Friday, December 22, 2017

Thirty Days of CCS #22: Ben Wright-Heuman & Andi Santagata

Ben Wright-Heuman’s another artist from the horror-suspense wing of CCS, and his Letters Of The Devil webseries was successfully kickstarted to book form. Wright-Heuman is an example of an artist who’s able to work around his limitations to produce a successful, engrossing narrative. In his case, his actual draftsmanship is just serviceable enough to get by. Some figures and drawings are better executed than others, and he’s able to execute things like gesture and body language well enough to get around other figure drawing problems. There are times when the drawings are a distraction, but Wright-Heuman makes up for that with a sharp script, strong storytelling and a clever use of color.


The story begins with a mysterious figure talking about justice and hypocrisy who delivers a letter written with red ink and sealed with wax bearing the letter “L”. The letter, also signed with that single initial, was delivered to a detective named Cedric and contained cryptic information regarding a potentially corrupt financier. When the detective takes the bait and investigates the claim (without his partner, oddly enough), a chain of events is sent into place as various other people received letters from the mysterious L, each one providing incriminating or interesting information about another person.


Wright-Heuman sets up a delicate structure in his plotline that leaves plenty of room for characterization. He keeps the reader guessing as to whom the true protagonist might be til the very end as the story gets murkier and murkier with each murder. There’s a sense in which every character is the protagonist of their own story, an idea that Wright-Heuman follows closely as each character has an excuse for their actions that falls away upon scrutiny. Once the mystery is set into motion, the story’s gears grind away at it as Wright-Heuman loves planting subtle clues that come to fruition much later on. The possibility of supernatural intervention is an interesting aside that also keeps the reader (and the characters) guessing. Above all else, he makes the reader ask, “What kind of story am I reading?” and he chooses not to answer that til near the very end. If there’s an author that he has something in common with in terms of story structure, it winds up being Agatha Christie, only he goes several steps darker than even she does.

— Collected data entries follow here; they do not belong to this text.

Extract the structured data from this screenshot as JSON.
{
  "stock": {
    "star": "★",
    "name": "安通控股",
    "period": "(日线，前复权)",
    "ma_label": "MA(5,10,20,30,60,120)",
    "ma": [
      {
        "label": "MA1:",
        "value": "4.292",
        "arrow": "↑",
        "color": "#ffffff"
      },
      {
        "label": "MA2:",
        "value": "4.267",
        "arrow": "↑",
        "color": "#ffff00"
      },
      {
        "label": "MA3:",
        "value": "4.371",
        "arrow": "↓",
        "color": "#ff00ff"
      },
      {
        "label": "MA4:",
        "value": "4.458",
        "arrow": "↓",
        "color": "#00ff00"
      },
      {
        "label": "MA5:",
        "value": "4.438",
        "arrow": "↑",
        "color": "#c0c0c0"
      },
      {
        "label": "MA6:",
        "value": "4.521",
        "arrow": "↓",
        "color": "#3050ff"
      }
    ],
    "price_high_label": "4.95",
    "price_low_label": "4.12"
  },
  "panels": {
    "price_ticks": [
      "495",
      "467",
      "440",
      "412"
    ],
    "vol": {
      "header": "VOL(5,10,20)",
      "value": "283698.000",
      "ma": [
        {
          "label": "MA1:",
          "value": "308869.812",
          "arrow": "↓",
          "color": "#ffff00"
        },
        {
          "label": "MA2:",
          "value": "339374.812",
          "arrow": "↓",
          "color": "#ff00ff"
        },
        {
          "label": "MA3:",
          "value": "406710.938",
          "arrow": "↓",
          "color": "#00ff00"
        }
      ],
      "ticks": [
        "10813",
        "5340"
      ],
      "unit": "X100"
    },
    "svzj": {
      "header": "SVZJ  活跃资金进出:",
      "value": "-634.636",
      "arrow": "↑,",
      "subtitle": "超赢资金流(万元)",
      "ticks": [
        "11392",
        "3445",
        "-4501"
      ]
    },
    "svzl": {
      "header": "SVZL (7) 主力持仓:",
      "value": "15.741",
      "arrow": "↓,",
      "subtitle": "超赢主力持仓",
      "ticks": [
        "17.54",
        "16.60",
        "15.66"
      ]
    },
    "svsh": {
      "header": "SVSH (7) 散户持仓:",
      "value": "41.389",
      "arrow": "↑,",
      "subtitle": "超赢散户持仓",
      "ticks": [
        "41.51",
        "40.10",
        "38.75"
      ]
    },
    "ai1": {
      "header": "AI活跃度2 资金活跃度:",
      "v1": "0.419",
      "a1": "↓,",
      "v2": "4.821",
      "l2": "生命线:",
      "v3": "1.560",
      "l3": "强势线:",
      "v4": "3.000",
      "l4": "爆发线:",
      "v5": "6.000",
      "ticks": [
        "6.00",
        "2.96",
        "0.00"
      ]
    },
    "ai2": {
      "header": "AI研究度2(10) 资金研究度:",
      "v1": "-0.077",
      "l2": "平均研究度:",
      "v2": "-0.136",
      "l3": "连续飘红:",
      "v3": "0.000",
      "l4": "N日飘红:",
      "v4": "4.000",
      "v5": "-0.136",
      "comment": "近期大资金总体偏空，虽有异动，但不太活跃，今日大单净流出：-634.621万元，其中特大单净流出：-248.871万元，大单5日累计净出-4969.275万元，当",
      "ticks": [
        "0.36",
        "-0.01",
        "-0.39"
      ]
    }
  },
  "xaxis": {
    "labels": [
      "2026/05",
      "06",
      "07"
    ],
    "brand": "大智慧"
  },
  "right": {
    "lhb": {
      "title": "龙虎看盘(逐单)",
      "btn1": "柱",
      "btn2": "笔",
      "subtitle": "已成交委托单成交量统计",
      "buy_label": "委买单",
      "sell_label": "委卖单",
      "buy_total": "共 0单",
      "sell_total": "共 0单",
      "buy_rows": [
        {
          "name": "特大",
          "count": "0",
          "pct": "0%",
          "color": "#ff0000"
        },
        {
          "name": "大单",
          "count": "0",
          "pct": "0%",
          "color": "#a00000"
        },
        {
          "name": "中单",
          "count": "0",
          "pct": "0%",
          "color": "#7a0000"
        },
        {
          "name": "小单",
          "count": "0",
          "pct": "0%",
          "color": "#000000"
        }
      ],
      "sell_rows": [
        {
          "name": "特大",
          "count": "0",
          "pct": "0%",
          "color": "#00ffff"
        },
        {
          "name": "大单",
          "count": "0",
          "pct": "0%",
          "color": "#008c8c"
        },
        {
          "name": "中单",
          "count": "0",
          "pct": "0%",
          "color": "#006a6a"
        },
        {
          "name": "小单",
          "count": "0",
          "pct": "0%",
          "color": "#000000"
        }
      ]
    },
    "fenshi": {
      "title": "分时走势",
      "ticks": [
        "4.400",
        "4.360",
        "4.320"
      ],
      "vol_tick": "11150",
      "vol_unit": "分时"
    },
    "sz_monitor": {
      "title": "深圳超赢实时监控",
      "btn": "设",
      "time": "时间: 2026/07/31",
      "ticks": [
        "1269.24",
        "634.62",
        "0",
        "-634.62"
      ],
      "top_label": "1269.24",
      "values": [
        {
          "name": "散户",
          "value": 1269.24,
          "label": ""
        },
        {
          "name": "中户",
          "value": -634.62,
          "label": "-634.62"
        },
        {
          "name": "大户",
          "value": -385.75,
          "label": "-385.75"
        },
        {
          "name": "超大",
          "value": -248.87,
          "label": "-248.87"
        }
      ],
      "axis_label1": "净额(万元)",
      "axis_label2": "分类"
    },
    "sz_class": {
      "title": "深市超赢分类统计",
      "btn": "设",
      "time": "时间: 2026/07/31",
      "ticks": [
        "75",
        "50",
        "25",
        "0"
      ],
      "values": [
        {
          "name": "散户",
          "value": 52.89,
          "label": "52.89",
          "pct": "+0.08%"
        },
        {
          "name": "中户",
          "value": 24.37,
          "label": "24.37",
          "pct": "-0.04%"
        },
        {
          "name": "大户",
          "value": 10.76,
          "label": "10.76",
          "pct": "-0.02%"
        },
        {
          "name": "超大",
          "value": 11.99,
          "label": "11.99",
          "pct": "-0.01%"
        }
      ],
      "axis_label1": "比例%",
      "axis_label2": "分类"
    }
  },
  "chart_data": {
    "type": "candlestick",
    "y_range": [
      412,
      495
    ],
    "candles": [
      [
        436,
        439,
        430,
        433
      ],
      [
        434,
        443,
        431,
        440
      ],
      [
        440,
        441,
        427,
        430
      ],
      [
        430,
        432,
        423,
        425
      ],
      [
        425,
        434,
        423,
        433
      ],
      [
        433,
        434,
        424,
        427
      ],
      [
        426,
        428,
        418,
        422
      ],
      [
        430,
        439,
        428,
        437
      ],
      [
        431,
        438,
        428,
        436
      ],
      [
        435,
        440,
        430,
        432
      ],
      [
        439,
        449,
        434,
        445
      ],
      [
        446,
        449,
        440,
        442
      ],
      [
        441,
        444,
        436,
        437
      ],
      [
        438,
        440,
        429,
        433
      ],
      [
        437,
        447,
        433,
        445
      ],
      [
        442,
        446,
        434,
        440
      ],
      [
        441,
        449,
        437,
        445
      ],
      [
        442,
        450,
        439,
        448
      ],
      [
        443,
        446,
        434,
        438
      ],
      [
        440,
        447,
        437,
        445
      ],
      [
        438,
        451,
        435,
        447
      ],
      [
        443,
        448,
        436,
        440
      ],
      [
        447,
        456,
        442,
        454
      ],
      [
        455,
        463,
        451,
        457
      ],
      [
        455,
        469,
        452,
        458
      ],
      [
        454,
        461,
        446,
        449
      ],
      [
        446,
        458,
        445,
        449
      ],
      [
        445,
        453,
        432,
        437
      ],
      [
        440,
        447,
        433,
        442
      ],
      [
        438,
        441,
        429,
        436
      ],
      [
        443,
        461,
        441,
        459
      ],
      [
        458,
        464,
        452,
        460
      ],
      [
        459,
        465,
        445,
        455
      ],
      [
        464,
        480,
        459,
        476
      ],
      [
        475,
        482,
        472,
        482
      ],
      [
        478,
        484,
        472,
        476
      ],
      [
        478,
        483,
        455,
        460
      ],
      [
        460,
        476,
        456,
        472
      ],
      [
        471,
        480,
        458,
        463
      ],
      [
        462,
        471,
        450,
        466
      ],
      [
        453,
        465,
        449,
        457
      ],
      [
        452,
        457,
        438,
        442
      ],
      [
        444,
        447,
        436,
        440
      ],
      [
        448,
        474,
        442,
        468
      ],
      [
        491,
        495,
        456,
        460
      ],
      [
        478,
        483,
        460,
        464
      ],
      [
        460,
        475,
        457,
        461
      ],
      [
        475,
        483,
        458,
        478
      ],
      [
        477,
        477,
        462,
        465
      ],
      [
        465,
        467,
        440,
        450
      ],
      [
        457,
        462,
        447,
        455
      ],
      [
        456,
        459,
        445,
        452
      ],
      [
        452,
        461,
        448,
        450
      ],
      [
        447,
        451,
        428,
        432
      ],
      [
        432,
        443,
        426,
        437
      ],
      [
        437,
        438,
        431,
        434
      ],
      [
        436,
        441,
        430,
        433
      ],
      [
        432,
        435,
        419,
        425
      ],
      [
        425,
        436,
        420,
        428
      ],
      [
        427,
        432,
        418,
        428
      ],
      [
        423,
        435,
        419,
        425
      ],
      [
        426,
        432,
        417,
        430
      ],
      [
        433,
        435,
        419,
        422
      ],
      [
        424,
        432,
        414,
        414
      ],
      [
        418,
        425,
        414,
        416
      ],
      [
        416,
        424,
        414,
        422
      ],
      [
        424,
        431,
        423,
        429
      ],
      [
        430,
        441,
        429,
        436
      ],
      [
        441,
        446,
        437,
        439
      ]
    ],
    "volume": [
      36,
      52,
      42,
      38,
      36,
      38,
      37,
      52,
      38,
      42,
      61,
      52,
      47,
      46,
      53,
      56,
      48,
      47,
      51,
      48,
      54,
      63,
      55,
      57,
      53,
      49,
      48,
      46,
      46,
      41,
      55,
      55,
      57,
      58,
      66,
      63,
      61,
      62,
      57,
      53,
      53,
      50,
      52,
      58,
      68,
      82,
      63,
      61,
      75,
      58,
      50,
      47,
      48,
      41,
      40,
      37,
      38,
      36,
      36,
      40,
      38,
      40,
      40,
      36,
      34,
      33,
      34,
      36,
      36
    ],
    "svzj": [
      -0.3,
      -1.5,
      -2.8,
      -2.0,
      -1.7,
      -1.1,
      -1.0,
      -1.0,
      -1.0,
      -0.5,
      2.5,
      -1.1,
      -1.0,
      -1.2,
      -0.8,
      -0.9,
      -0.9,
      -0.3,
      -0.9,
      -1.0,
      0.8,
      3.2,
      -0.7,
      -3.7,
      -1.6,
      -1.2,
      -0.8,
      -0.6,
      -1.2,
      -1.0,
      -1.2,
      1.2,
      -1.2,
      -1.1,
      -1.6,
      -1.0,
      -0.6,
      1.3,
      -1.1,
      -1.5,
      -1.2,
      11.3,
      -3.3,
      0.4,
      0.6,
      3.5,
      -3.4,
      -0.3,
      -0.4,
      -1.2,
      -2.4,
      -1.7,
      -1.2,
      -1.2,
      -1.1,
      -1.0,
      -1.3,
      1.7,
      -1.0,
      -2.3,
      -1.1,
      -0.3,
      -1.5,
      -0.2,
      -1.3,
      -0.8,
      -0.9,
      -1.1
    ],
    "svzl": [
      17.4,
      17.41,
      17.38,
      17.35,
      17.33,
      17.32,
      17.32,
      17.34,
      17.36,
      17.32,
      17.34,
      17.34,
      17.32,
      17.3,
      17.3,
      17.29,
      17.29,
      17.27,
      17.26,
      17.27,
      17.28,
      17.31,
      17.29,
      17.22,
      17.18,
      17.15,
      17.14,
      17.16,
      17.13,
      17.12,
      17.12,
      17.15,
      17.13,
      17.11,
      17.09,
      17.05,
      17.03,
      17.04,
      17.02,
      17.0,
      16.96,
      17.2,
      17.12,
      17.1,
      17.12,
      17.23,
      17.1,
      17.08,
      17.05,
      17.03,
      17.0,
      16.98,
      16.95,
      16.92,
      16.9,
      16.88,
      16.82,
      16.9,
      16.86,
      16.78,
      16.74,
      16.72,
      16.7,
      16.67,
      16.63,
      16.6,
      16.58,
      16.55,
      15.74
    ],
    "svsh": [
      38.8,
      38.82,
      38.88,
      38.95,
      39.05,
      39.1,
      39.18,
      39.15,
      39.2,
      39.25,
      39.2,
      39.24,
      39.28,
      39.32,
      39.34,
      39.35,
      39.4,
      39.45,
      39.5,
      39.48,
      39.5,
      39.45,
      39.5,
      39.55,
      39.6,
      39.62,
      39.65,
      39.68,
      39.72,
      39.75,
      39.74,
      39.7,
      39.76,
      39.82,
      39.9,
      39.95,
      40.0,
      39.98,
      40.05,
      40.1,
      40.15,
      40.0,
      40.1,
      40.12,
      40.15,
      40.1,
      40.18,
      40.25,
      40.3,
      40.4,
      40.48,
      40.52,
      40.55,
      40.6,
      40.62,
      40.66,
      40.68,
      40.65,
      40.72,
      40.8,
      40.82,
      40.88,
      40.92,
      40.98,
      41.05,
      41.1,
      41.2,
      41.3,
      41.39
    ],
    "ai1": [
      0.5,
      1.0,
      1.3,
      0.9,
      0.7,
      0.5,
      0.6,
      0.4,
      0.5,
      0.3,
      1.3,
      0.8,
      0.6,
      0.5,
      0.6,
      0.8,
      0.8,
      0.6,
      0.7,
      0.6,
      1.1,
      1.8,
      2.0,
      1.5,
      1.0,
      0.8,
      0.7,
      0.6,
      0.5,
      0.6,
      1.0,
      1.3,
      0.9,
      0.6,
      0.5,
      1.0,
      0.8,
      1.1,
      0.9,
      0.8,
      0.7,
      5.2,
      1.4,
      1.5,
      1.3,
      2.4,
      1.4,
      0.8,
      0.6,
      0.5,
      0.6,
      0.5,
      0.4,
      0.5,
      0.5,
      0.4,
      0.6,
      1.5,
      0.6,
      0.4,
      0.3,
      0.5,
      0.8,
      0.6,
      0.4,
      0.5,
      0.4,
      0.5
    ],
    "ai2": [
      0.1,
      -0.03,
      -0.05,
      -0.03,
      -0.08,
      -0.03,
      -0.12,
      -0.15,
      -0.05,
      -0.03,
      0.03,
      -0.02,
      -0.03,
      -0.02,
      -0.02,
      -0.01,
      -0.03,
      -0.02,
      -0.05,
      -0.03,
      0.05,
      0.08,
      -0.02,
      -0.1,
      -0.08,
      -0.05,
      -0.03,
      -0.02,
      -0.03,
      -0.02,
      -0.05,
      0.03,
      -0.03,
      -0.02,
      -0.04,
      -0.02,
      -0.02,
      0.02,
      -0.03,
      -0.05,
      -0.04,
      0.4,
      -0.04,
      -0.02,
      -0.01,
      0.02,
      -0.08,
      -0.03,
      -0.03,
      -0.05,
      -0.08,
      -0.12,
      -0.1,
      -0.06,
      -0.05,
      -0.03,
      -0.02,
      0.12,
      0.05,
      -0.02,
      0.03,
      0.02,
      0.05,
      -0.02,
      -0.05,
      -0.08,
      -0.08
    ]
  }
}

It is rare for a comic to take me by surprise, but CCS student Andi Santagata managed that trick when I read the first page of his mini Jed The Undead Volume One: Fire In The Hole. There was a black “adult content” band around the mini that I had to slide off, which made me curious about its contents. It took me a few moments to parse his extremely thin line art and small panels on that page, but it soon became clear that a male was masturbating to a biker babe image, penis in hand. What was unusual that when he orgasmed, he blew a hole in his roof. When the page is turned, we can that he’s a demonic teenager, and the blanket that had been covering him up was still smoldering from the explosion.


That’s quite a way to start this hilarious supernatural teen angst comic, in which the titular Jed learns that once a demon comes of age, ejaculation becomes a problem. Especially because he moved with his father to Las Vegas, and simply seeing girls is torture for him. The story is very much about the perils of adolescence write large and out of control, as he spends this issue clumsily trying to figure things out and awkwardly explain things to his extremely cheery father and his best friend Freddy. In possibly the funniest two-page spread I read this year, Jed tries again (to the cover of a Nancy Drew mystery book, of all things) and realizes that he’s about to ejaculate. So he aims outside his open window at a tree many yards away. The result is a spectacular direct hit that incinerates the tree and attracts the attention of the local fire department. His efforts to shrink into his mattress as much as possible cap off this masterfully staged scene.


The rest of the comic plays off of this problem as various solutions are considered and abandoned, and Freddy winds up coming to his friend’s rescue. Santagata is completely committed to his style of art and it shows in the confidence of his storytelling, as scratchy and occasionally difficult to scan as it sometimes is. Once the reader adjusts to his bone-dry sense of humor and storytelling rhythms, everything else follows. I did think this comic could benefit from the use of spot colors, at a minimum, instead of the grayscaling he chose to use.


Chupacabra starts in a joyride in New Mexico with a teen possibly nicknamed “Florida” by the asshole driving the car. She’s out in defiance of her mother and is clearly intimidated by the older, cooler people she’s in the car with. A lighter is demanded, which she provides, but it’s unacceptable because it’s short and white, meaning it’s bad luck. Immediately, the car slams into something, What follows is once again a mix of suspense, horror, and comedy, with the extensive use of blacks crucial in spotlighting what’s out there waiting for them. Santigata cleverly makes the lighter a key element of the narrative, turning what seemed to be bad luck into a life-saving device. It’s not as visually sophisticated as her Jed story; rather, it feels like a solid warm-up in terms of establishing pace and mood. The only other cartoonist from CCS I can think of who manages to combine horror and humor so effectively is G.P. Bonesteel, though his visual approach is completely different. It’s a small group overall to be sure, and I can see where Santagata (like Ian Richardson) might have taken some cues from Steve Bissette.